The numbers are in the millions and the costs in the billions. From SSI to SNAP to Wic and more. A great deal of that is fraudulent as well. Estimates run as high as 25%. (I don't think it's that high, but it's greater than 10%.)

I have no problem with there being a safety net. A temporary helping hand for those that are caught in situations not of their own making. But a great many people have figured out how to work these programs as a way of life and that is unacceptable.

Ishmael
 
The numbers are in the millions and the costs in the billions. From SSI to SNAP to Wic and more. A great deal of that is fraudulent as well. Estimates run as high as 25%. (I don't think it's that high, but it's greater than 10%.)

I have no problem with there being a safety net. A temporary helping hand for those that are caught in situations not of their own making. But a great many people have figured out how to work these programs as a way of life and that is unacceptable.

Ishmael

Yes the numbers are in the millions that is to be expected when you have a nation that numbers in the hundreds of millions. The cost is in the billions, but that's ultimately meaningless in a country that measures it's expenditures not in billions but in trillions.

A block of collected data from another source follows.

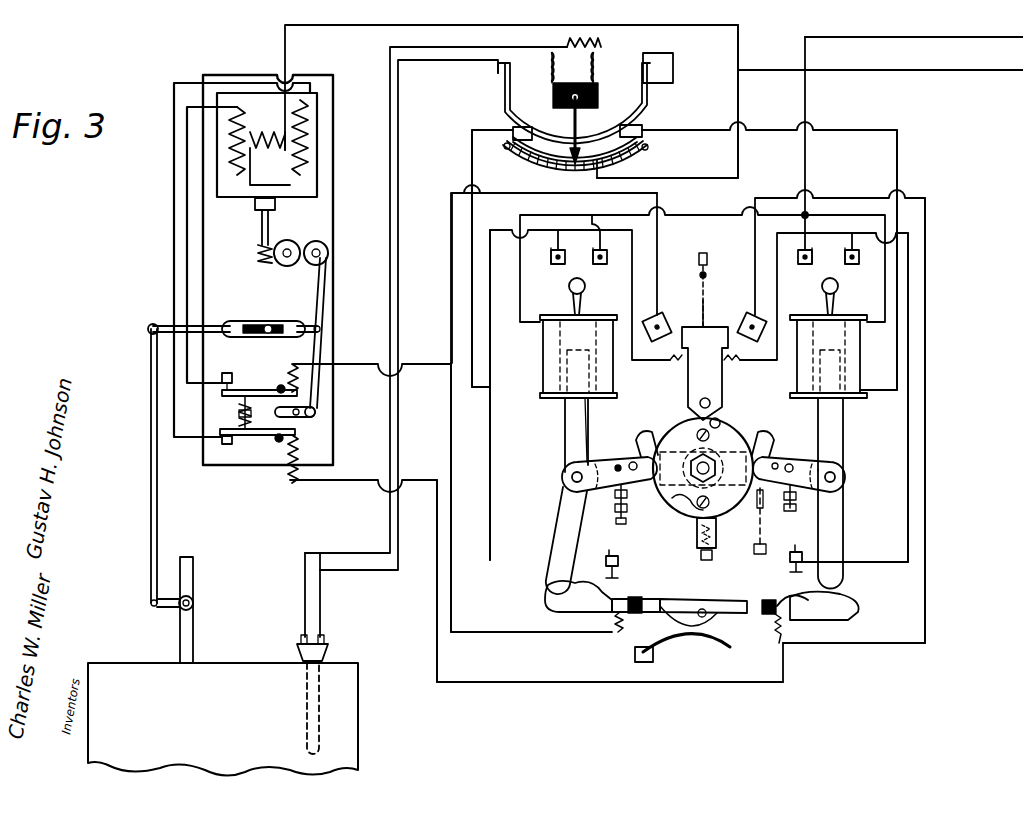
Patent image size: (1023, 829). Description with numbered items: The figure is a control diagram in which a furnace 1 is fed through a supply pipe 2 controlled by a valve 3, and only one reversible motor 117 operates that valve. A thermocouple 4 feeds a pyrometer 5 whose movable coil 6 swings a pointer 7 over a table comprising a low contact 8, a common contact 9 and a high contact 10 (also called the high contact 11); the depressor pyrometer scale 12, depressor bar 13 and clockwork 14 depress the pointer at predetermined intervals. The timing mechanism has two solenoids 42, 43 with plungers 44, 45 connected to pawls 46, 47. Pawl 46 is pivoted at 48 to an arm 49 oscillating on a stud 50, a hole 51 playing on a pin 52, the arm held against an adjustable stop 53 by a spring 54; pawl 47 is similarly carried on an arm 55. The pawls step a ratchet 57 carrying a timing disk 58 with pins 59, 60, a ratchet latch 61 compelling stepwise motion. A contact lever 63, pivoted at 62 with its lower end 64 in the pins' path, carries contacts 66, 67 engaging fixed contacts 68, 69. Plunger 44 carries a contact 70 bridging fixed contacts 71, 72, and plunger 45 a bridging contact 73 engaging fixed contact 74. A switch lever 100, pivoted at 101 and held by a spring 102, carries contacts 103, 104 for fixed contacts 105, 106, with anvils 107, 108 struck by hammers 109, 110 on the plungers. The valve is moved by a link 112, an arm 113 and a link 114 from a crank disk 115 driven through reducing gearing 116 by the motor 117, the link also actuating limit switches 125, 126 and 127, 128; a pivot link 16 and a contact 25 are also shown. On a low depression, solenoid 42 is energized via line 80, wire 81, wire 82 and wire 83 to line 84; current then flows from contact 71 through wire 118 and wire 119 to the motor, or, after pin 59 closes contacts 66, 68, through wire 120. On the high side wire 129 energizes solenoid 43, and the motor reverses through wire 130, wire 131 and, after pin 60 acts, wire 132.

The furnace 1 is at (223, 719).
The supply pipe 2 is at (195, 569).
The valve 3 is at (194, 605).
The thermocouple 4 is at (305, 706).
The pyrometer 5 is at (576, 61).
The movable coil 6 is at (592, 96).
The pointer 7 is at (580, 130).
The low contact 8 is at (538, 127).
The common contact 9 is at (519, 157).
The high contact 10 is at (638, 128).
The high contact 11 is at (625, 160).
The depressor pyrometer scale 12 is at (650, 149).
The depressor bar 13 is at (504, 93).
The clockwork 14 is at (658, 68).
The pivot link 16 is at (302, 416).
The contact 25 is at (856, 261).
The solenoid 42 is at (541, 357).
The solenoid 43 is at (860, 359).
The plunger 44 is at (564, 414).
The plunger 45 is at (838, 414).
The pawl 46 is at (571, 476).
The pawl 47 is at (838, 477).
The pivot 48 is at (636, 448).
The arm 49 is at (610, 455).
The stud 50 is at (703, 460).
The hole 51 is at (617, 472).
The pin 52 is at (790, 463).
The adjustable stop 53 is at (619, 511).
The spring 54 is at (763, 527).
The arm 55 is at (782, 498).
The ratchet 57 is at (703, 468).
The timing disk 58 is at (664, 428).
The pin 59 is at (676, 505).
The pin 60 is at (720, 420).
The ratchet latch 61 is at (719, 539).
The pivot 62 is at (710, 400).
The contact lever 63 is at (705, 373).
The lower end 64 is at (692, 414).
The contact 66 is at (690, 322).
The contact 67 is at (718, 322).
The fixed contact 68 is at (668, 312).
The fixed contact 69 is at (746, 318).
The contact 70 is at (569, 287).
The fixed contact 71 is at (552, 263).
The fixed contact 72 is at (600, 264).
The bridging contact 73 is at (838, 287).
The fixed contact 74 is at (800, 264).
The line 80 is at (880, 60).
The wire 81 is at (667, 101).
The wire 82 is at (474, 213).
The wire 83 is at (806, 103).
The line 84 is at (822, 37).
The switch lever 100 is at (680, 608).
The pivot 101 is at (698, 617).
The spring 102 is at (690, 645).
The contact 103 is at (636, 597).
The contact 104 is at (776, 596).
The fixed contact 105 is at (606, 562).
The fixed contact 106 is at (789, 568).
The anvil 107 is at (578, 596).
The anvil 108 is at (824, 606).
The hammer 109 is at (556, 515).
The hammer 110 is at (830, 527).
The link 112 is at (150, 476).
The arm 113 is at (230, 321).
The link 114 is at (316, 300).
The crank disk 115 is at (328, 246).
The reducing gearing 116 is at (281, 232).
The reversible motor 117 is at (267, 145).
The wire 118 is at (491, 441).
The wire 119 is at (450, 418).
The wire 120 is at (452, 284).
The limit switch contact 125 is at (250, 389).
The limit switch contact 126 is at (228, 372).
The limit switch contact 127 is at (248, 436).
The limit switch contact 128 is at (225, 448).
The wire 129 is at (898, 148).
The wire 130 is at (910, 437).
The wire 131 is at (610, 581).
The wire 132 is at (926, 497).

I have no idea what percent of recipients are fraudelent. But I accept that a certain percent of them are. I'm curious how your certain it's more than 1 in 10. That sounds a bit higher than is plausible but it could be true. The reality is that when it comes to fraud it a balancing act. How much money would you have to pay people to head in an clean up the fraud and is it cheaper to ignore it. (Though I suppose you could make the argument that it's sort of two birds with one stone since you have to employ people to search for fraud and that in and of itself will decrease the number of people without jobs. But that's getting dangerously close to paying men to dig holes and fill them back in.)

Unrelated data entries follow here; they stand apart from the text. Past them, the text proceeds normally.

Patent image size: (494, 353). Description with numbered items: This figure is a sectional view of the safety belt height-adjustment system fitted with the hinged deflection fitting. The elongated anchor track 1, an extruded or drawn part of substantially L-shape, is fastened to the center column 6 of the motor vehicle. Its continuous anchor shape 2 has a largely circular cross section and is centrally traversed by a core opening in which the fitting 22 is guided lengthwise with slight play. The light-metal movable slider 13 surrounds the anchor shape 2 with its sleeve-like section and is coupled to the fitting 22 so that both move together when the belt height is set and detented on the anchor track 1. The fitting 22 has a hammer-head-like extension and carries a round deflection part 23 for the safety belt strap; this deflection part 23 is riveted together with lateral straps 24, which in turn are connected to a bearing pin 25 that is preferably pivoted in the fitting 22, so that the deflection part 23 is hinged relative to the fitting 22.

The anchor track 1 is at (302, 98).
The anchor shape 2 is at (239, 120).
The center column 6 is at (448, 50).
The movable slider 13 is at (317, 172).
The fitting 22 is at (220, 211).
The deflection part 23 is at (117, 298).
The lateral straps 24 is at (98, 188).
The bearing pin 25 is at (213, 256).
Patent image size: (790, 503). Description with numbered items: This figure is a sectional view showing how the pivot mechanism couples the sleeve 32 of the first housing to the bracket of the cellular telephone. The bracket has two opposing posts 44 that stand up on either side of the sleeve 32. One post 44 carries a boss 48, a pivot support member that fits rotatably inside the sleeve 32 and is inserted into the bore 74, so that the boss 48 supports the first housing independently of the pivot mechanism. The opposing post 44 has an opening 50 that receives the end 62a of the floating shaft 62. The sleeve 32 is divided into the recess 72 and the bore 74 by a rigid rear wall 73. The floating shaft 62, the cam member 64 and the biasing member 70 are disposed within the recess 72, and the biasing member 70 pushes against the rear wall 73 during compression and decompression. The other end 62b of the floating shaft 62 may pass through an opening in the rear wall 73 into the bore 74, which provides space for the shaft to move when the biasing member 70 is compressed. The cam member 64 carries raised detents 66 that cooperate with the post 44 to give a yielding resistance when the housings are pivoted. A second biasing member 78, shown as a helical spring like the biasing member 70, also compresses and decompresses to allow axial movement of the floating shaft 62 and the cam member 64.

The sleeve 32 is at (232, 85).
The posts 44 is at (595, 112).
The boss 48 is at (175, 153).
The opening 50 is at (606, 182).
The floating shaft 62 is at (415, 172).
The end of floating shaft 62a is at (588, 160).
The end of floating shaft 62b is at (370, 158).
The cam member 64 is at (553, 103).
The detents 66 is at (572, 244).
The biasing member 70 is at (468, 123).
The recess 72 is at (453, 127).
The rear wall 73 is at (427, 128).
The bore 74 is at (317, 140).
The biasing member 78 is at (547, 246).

I'm sure there are a great many people who have figured out how to milk the system. And I share your disgust with them but nobody seems to have figured out a way to dispose of the bathwater and keep the baby. You yourself have pointed out numerous times that ultimately automation comes for us all.

Ultimately as I think you'll agree any job whatsoever that can be broken down into parts can be done by a machine. The majority of them ultimately better than humans. No robot will ever have shaky hands, or get sweat in it's eyes during surgery. It will never forget a tool inside a patient (seriously google that when you get bored. It happens sufficiently frequently to be disturbing). Granted surgeons are one of the safer jobs but they aren't safe. Hell just remote surgery would be devastating. Dr. Carson being able to work on patients on seven continents from the White House will be possible soon enough. Low level scrubs are gonna get screwed even faster. But that's in the long term.

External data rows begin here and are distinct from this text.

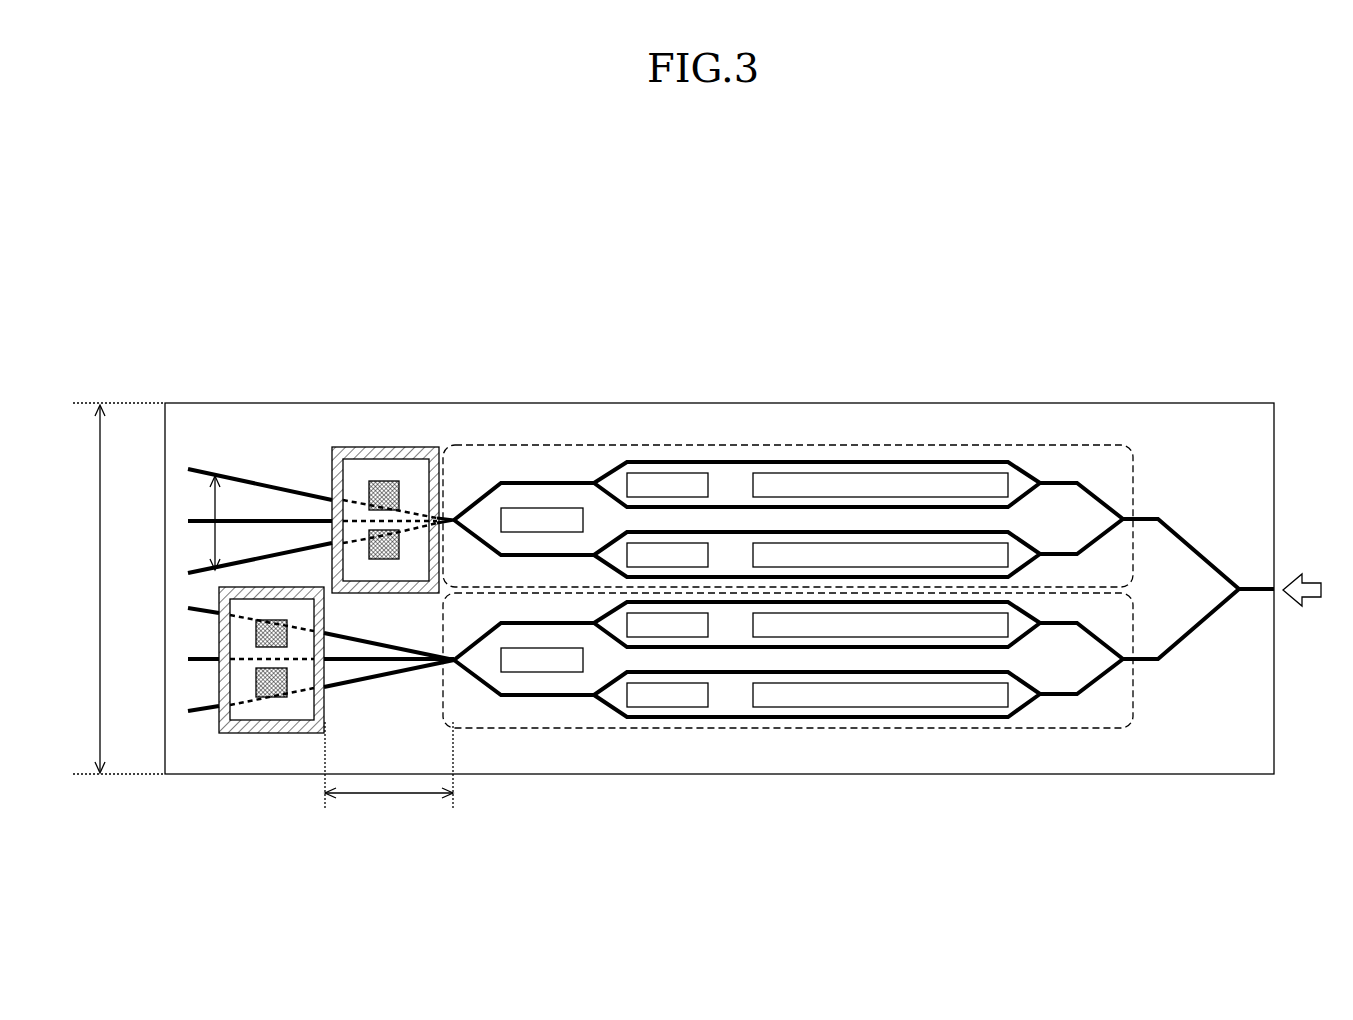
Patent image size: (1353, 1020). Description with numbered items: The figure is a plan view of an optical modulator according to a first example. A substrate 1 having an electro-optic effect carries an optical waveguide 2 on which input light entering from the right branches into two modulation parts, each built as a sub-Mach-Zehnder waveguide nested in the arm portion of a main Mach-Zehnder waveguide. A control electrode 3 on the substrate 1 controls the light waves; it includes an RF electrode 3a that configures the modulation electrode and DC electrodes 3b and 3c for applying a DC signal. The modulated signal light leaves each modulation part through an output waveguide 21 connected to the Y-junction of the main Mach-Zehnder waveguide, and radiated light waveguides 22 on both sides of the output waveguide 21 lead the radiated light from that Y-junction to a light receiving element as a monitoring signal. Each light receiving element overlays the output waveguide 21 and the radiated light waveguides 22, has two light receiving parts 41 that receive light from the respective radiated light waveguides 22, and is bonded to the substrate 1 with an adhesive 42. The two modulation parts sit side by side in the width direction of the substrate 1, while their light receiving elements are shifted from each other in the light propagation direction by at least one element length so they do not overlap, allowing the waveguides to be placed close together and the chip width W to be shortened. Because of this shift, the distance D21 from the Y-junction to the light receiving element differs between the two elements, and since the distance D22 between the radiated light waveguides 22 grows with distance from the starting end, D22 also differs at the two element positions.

The substrate 1 is at (1243, 417).
The optical waveguide 2 is at (1228, 554).
The control electrode 3 is at (788, 500).
The RF electrode 3a is at (880, 530).
The DC electrode 3b is at (668, 473).
The DC electrode 3c is at (546, 507).
The light receiving part 41 is at (388, 470).
The adhesive 42 is at (347, 448).
The output waveguide 21 is at (200, 519).
The radiated light waveguide 22 is at (245, 481).
The distance D21 is at (389, 775).
The distance D22 is at (212, 478).
The chip width W is at (119, 588).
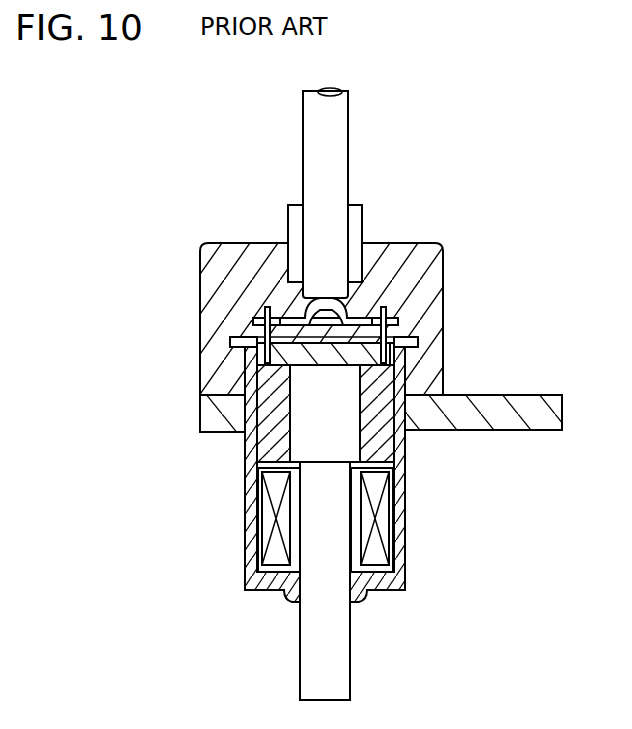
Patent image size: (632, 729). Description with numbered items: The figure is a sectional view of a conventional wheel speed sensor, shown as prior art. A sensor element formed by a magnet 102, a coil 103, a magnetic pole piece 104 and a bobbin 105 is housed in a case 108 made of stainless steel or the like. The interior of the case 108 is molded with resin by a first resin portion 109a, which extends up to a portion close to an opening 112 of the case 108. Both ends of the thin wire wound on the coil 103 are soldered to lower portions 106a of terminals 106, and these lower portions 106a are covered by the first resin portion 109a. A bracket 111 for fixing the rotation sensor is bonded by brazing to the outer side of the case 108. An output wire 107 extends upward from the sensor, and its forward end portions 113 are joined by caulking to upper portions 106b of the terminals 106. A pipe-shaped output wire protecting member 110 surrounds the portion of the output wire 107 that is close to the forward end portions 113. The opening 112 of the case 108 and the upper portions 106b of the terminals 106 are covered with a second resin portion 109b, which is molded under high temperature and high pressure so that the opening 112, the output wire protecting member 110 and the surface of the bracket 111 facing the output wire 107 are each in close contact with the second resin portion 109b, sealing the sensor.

The magnet 102 is at (307, 427).
The coil 103 is at (266, 535).
The magnetic pole piece 104 is at (333, 655).
The bobbin 105 is at (268, 455).
The terminals 106 is at (396, 325).
The lower portions of terminals 106a is at (388, 362).
The upper portions of terminals 106b is at (385, 308).
The output wire 107 is at (332, 128).
The case 108 is at (406, 503).
The first resin portion 109a is at (272, 337).
The second resin portion 109b is at (436, 246).
The output wire protecting member 110 is at (362, 220).
The bracket 111 is at (503, 422).
The opening of the case 112 is at (232, 341).
The forward end portions of the output wire 113 is at (300, 297).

In the immediate sense we all outsource things we cannot or prefer not to do to others in society. Whether essentially everybody who isn't an 18-30 year old male pawning off their defense to a statistically small chunk of males (and females) who are in that age bracket or taking the trash farther away than the curb.
 
The cost of the ultra-rich not ponying up there share by exploiting tax havens and loopholes is in the billions and it takes far less of them. The ultra-rich with their affluenza defences and the welfare frauds are two sides of the same coin.
 
It's not fascinating at all it's mostly common goddamn sense. You live in a society you are supported at the expense of other people's labor. It can be no other way. And a strong case could be made that one of the basic tenets of having a country is a monopoly on violence.

No. A just society, you exchange your labor for the labor or goods of others. Expending your labor on behalf of another and getting nothing from them in exchange is slavery.

As far as it being a "few" freeloaders, nearly half of all so called federal taxpayers receive more in their refund than they paid. The IRS is now the largest organzation on the planet transferring actual money from real taxpayers (or actual borrowed money) to other individual citizens. Tax "refunds" are now welfare.